Ms. Hengen attended a recent forum at St. Anselm College here to listen to Newt Gingrich and Jon Huntsman Jr. detail their positions on foreign policy – and it was exactly the substantive discussion she'd been looking for. Sitting side by side, the two men expounded for a full 90 minutes on everything from conflicts in the Middle East to China as an evolving world power.

"This forum is very refreshing.... It gave the time to delve far below the usual sound bite," she said.

Still, when New Hampshirites go to the polls on Jan. 10, it is likely that many will have collected their information about the candidates in a more secondhand fashion than has been customary.

"The media primary has surpassed Iowa or New Hampshire this year – where voters are really getting their information from the Internet and from the [televised] debates in a way that they never have before," says Jennifer Donahue, a public policy fellow at the Eisenhower Institute at Gettysburg College in Washington.
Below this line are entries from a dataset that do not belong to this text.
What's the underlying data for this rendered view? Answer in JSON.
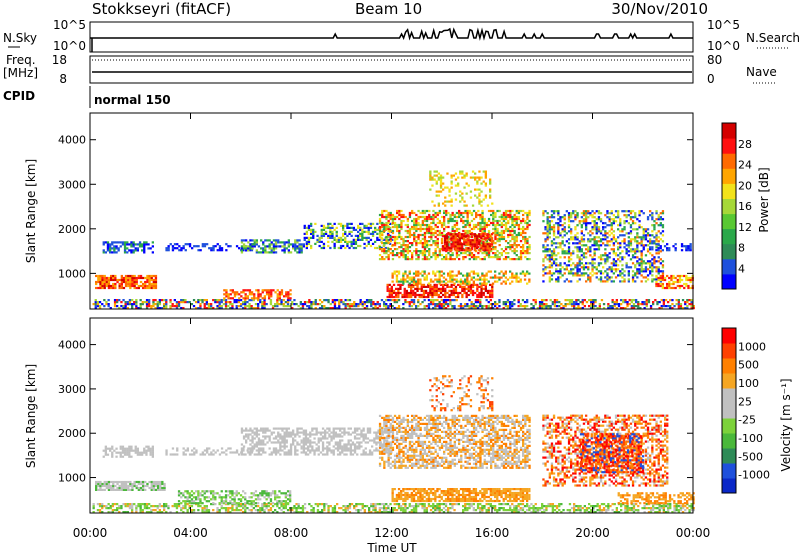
{
  "header": {
    "title": "Stokkseyri (fitACF)",
    "beam": "Beam 10",
    "date": "30/Nov/2010"
  },
  "nsky_panel": {
    "left_label": "N.Sky",
    "left_ticks": [
      "10^5",
      "10^0"
    ],
    "right_ticks": [
      "10^5",
      "10^0"
    ],
    "right_label": "N.Search"
  },
  "freq_panel": {
    "left_label_1": "Freq.",
    "left_label_2": "[MHz]",
    "left_ticks": [
      "18",
      "8"
    ],
    "right_ticks": [
      "80",
      "0"
    ],
    "right_label": "Nave"
  },
  "cpid": {
    "label": "CPID",
    "mode": "normal 150"
  },
  "chart_data": [
    {
      "type": "heatmap",
      "name": "power",
      "ylabel": "Slant Range [km]",
      "ylim": [
        200,
        4600
      ],
      "yticks": [
        1000,
        2000,
        3000,
        4000
      ],
      "x_range_hours": [
        0,
        24
      ],
      "colorbar": {
        "label": "Power [dB]",
        "ticks": [
          "28",
          "24",
          "20",
          "16",
          "12",
          "8",
          "4"
        ],
        "colors": [
          "#0000ff",
          "#1e50dc",
          "#2e8b57",
          "#2aa84a",
          "#58c832",
          "#a6d838",
          "#f2e21a",
          "#ffa500",
          "#ff6a00",
          "#ff1010",
          "#d40000"
        ]
      }
    },
    {
      "type": "heatmap",
      "name": "velocity",
      "ylabel": "Slant Range [km]",
      "ylim": [
        200,
        4600
      ],
      "yticks": [
        1000,
        2000,
        3000,
        4000
      ],
      "x_range_hours": [
        0,
        24
      ],
      "colorbar": {
        "label": "Velocity [m s⁻¹]",
        "ticks": [
          "1000",
          "500",
          "100",
          "25",
          "-25",
          "-100",
          "-500",
          "-1000"
        ],
        "colors": [
          "#0a28c8",
          "#1e50dc",
          "#2e8b57",
          "#4ab83a",
          "#7cd23a",
          "#c0c0c0",
          "#c0c0c0",
          "#f5a623",
          "#ff8000",
          "#ff4000",
          "#ff0000"
        ]
      }
    }
  ],
  "xaxis": {
    "ticks": [
      "00:00",
      "04:00",
      "08:00",
      "12:00",
      "16:00",
      "20:00",
      "00:00"
    ],
    "label": "Time UT"
  }
}
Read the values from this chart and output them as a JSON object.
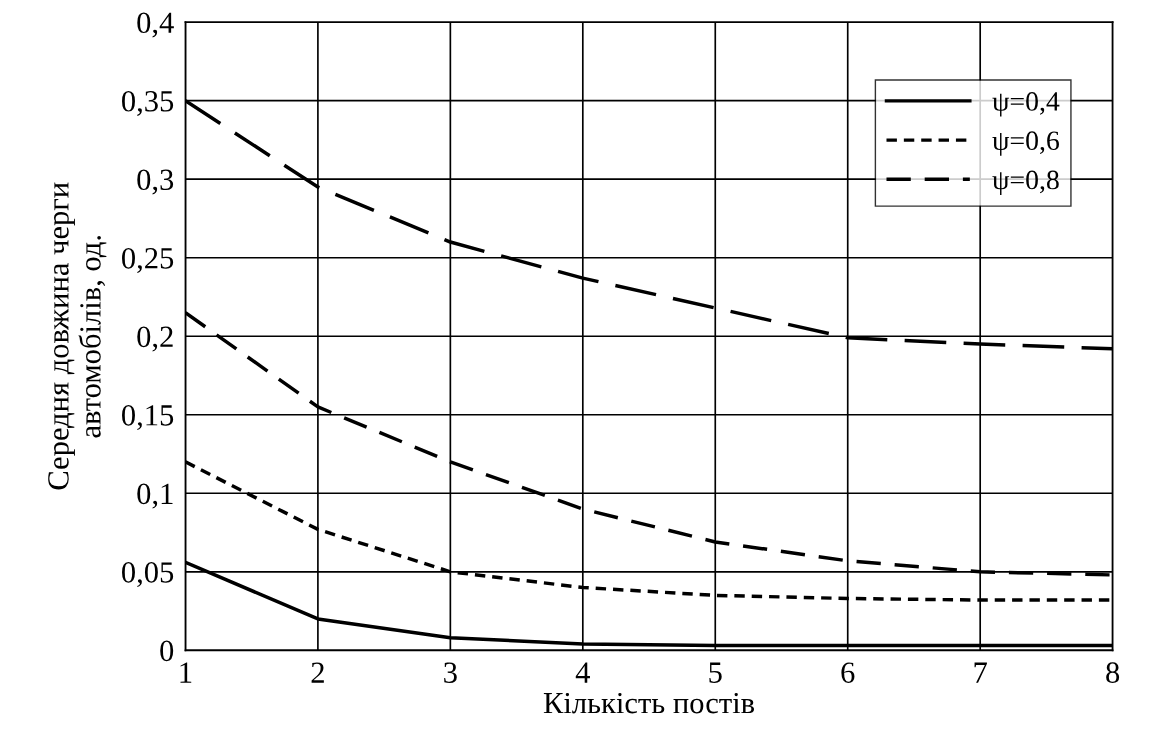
{
  "chart_data": {
    "type": "line",
    "xlabel": "Кількість постів",
    "ylabel": "Середня довжина черги\nавтомобілів, од.",
    "x": [
      1,
      2,
      3,
      4,
      5,
      6,
      7,
      8
    ],
    "series": [
      {
        "name": "ψ=0,4",
        "color": "#000000",
        "line_style": "solid",
        "values": [
          0.056,
          0.02,
          0.008,
          0.004,
          0.003,
          0.003,
          0.003,
          0.003
        ]
      },
      {
        "name": "ψ=0,6",
        "color": "#000000",
        "line_style": "dotted",
        "values": [
          0.12,
          0.077,
          0.05,
          0.04,
          0.035,
          0.033,
          0.032,
          0.032
        ]
      },
      {
        "name": "ψ=0,8",
        "color": "#000000",
        "line_style": "dashed",
        "values": [
          0.215,
          0.155,
          0.12,
          0.09,
          0.069,
          0.057,
          0.05,
          0.048
        ]
      },
      {
        "color": "#000000",
        "line_style": "dashed",
        "values": [
          0.35,
          0.295,
          0.26,
          0.237,
          0.218,
          0.199,
          0.195,
          0.192
        ]
      }
    ],
    "xlim": [
      1,
      8
    ],
    "xticks": [
      1,
      2,
      3,
      4,
      5,
      6,
      7,
      8
    ],
    "ylim": [
      0,
      0.4
    ],
    "yticks": [
      {
        "value": 0,
        "label": "0"
      },
      {
        "value": 0.05,
        "label": "0,05"
      },
      {
        "value": 0.1,
        "label": "0,1"
      },
      {
        "value": 0.15,
        "label": "0,15"
      },
      {
        "value": 0.2,
        "label": "0,2"
      },
      {
        "value": 0.25,
        "label": "0,25"
      },
      {
        "value": 0.3,
        "label": "0,3"
      },
      {
        "value": 0.35,
        "label": "0,35"
      },
      {
        "value": 0.4,
        "label": "0,4"
      }
    ],
    "grid": true,
    "legend": "top right",
    "marker": "none"
  }
}
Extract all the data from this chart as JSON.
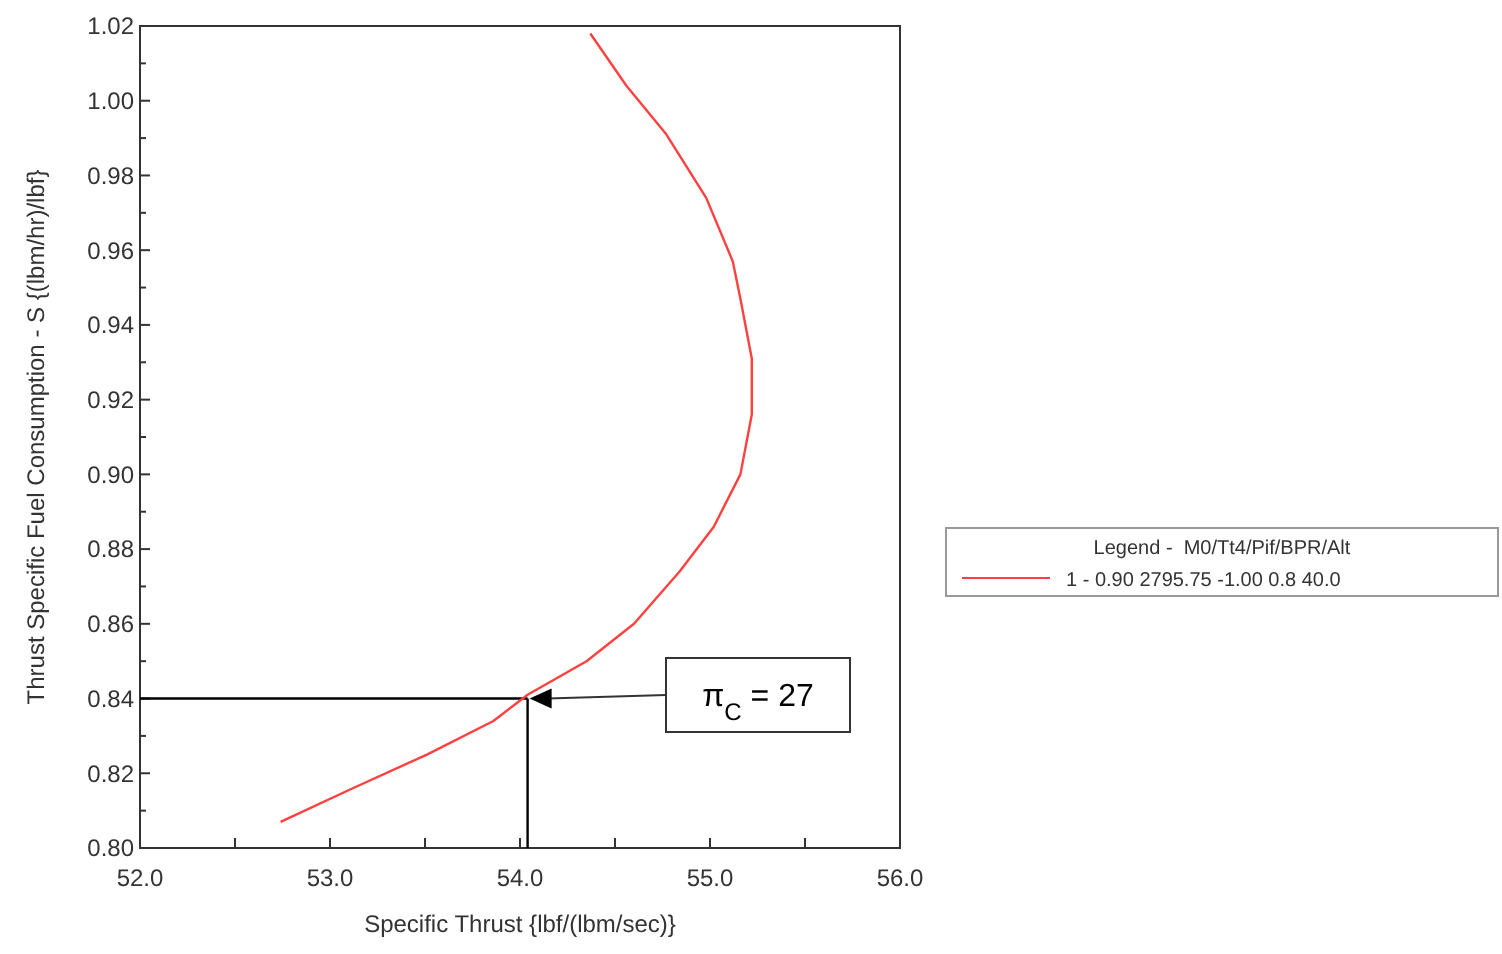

That's not to say that the winner here (and perhaps even second- or third-place candidates) won't get a "bump" as they head into states that come next on the GOP primary calendar.

Moreover, what happens in New Hampshire – which has shifted since the early 1990s from "red state" to "swing state" – may give clues not only to GOP primary voters' proclivities, but also, and perhaps more important, to the GOP candidates' potential strength in the race against President Obama.